Uptime Monitoring in Data Platforms
As we dive in deeper into the data era, data platforms is a term that each and every one of us will hear more and more.
From a data engineer’s point of view building one is a challenging task. Choosing the right tool for the job, deploying it and seeing it in action is a great feeling alone.
What about uptime though?
You have built the best data platform out there; capable of handling huge amounts of data; harmonising, linking together and enhancing in any ML/DL or any other possible way available.
You are proud of yourself!
However, what if:
- a node in your Elasticsearch instance stops working?
- your MongoDB deployment consumes too much memory?
- the awesome model you have designed and implemented takes up too much CPU/GPU?
- the Apache Airflow webserver and/or scheduler stops working?
Depending on your setup there are many more questions where that came from but you get the point.
One needs to ensure uptime for every component deployed to the stack
How to ensure uptime in data platforms?
To this crucial question all I can answer is based on my experience building and maintaining a data platform handling almost a billion of data records with different types.
Our infrastructure is a microservice one.
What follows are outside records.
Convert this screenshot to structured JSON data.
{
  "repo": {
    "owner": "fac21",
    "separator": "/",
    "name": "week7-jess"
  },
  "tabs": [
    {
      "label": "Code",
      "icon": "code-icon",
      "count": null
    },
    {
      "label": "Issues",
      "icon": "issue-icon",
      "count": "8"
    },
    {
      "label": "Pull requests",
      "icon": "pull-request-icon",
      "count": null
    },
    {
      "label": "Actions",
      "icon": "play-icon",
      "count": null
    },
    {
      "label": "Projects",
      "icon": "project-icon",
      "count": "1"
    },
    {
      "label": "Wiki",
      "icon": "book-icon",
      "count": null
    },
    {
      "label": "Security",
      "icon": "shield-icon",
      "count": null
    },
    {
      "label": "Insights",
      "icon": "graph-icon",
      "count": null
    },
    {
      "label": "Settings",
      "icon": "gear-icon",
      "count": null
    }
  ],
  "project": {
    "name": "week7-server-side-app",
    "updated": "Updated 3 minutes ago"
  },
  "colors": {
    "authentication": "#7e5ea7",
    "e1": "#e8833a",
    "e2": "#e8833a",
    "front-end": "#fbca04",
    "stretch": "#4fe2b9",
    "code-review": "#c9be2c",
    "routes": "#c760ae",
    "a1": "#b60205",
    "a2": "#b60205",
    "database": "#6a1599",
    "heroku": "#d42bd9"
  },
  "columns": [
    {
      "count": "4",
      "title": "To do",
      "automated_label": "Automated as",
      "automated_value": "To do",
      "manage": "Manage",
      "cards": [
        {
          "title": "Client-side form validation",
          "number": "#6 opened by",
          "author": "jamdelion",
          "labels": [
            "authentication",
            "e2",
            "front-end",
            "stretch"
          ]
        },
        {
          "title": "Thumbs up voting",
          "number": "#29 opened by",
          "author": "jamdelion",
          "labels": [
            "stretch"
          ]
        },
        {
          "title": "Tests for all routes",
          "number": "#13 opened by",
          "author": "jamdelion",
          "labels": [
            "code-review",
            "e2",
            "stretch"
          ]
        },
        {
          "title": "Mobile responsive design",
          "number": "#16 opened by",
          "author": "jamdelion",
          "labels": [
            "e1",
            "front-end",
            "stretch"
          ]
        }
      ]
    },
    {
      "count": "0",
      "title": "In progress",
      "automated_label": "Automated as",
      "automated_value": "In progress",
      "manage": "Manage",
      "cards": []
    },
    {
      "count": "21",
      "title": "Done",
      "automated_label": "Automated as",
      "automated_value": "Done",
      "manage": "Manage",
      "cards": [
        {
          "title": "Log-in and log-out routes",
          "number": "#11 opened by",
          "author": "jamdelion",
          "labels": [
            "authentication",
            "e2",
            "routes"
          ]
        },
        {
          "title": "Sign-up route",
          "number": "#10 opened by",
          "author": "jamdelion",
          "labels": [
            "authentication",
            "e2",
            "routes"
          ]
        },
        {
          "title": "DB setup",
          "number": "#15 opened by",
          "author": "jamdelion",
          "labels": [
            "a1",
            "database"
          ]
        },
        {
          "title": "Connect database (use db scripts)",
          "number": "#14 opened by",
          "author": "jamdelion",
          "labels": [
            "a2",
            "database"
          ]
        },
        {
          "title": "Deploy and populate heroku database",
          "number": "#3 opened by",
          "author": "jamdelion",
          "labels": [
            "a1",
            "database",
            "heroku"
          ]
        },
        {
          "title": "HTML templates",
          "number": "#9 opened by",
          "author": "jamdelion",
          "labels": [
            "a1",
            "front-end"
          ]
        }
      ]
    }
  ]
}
This means that every single piece of component is wrapped up with a bunch of API endpoints, accessible through various ports in our servers.
Every newly deployed project, API service, storage engine in the infrastructure should come with a check-up script
What does this mean? Each and every time a new framework, tool, storage engine, project is deployed the following script is also setup as a cronjob.
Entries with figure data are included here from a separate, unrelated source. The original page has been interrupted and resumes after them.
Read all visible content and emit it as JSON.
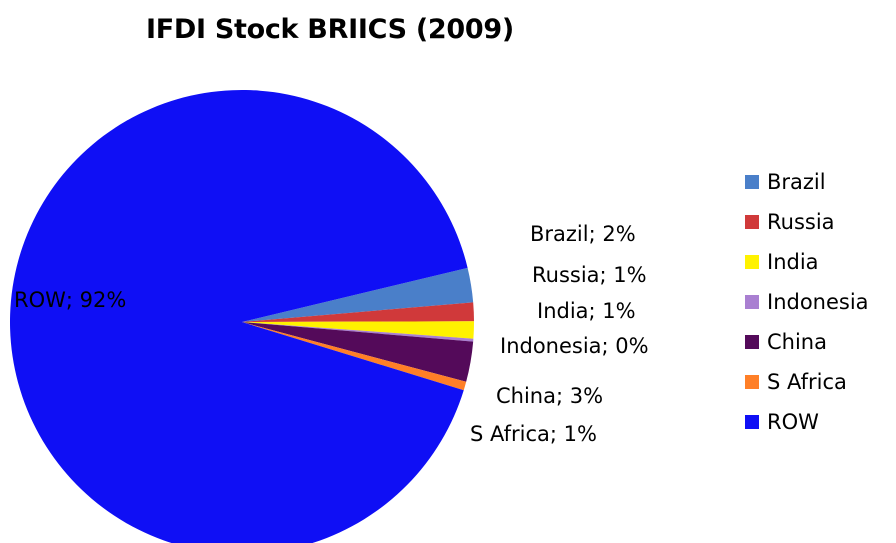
{
  "chart_data": {
    "type": "pie",
    "title": "IFDI Stock BRIICS (2009)",
    "categories": [
      "Brazil",
      "Russia",
      "India",
      "Indonesia",
      "China",
      "S Africa",
      "ROW"
    ],
    "values": [
      2.4,
      1.3,
      1.2,
      0.2,
      2.8,
      0.6,
      91.5
    ],
    "data_labels": [
      "Brazil; 2%",
      "Russia; 1%",
      "India; 1%",
      "Indonesia; 0%",
      "China; 3%",
      "S Africa; 1%",
      "ROW; 92%"
    ],
    "colors": [
      "#4a7fc9",
      "#d0393a",
      "#fff200",
      "#a97fd1",
      "#540a5a",
      "#ff7f27",
      "#0f0ff5"
    ],
    "legend_position": "right"
  }
}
In this script we are checking for the uptime of an Elasticsearch instance running at port 9200:
- we are using the command line tool nmap to check for the availability of the port,
- if found to be closed an email containing the last 50 lines of the respective service’s log is sent to a selected mail account,
- the service is stopped (should it not be already),
- the system’s cache is cleared, and
- the service is restarted.
And this script is executed every 2 minutes within our architecture for every single component deployed.
The following ensures that every component in our infrastructure will always be up and running unless something super weird happens!
Not all problems come from the infrastructure
Many problems may come from the implementation and wrap-up code. One has to ensure that such cases are also monitored!
Thankfully, Elastic has made available tools to that end. APM is out there and easily integratable!
Let’s dive into a specific example of such integration into a Spring Data project!
First one has to download and install/run an APM server instance:
- head over to https://www.elastic.co/downloads/apm and get the latest version available,
- untar the file,
- edit the apm-server.yml file and set the desired configuration parameters,
- in this example we will set the port,
- the connection to our monitoring dedicated Elasticsearch instance, and
- the connection to the respective Kibana instance for visualization purposes,
- execute the respective binary.
Perfect, now our APM server is up and running! Let’s connect our Spring Data project to start sending over data.
To do that we should:
- include the required dependencies in our project,
- create a properties file with the connection parameters,
- attach the ElasticAPM to our project.
Another step is left and we are ready to investigate possible performance issues! This last step applies only to setups involving Tomcat (like our own).
One needs to link Elastic APM’s jar file to her Tomcat installation as an environmental variable. To do this, one has to edit the setenv.sh file located in the bin directory of Tomcat’s extraction directory.
Perfect, if everything was setup correctly it is time to visualize and investigate the results! And what better place to do so other than our dedicated Kibana instance!
And this is the highest possible analysis present. You can dive in way deeper even to a method level.
Using such a framework, we have been able to identify where our code sucks (or takes a lot of time to execute actually) and focus our work. No small thing!
The result of the above?
Our data infrastructure has, over the past 5 years, experienced a downtime of under 1 hour!
And this goes proves the importance of such integrations into your data platform.
Uptime monitoring frameworks/tools are very critical and time saving!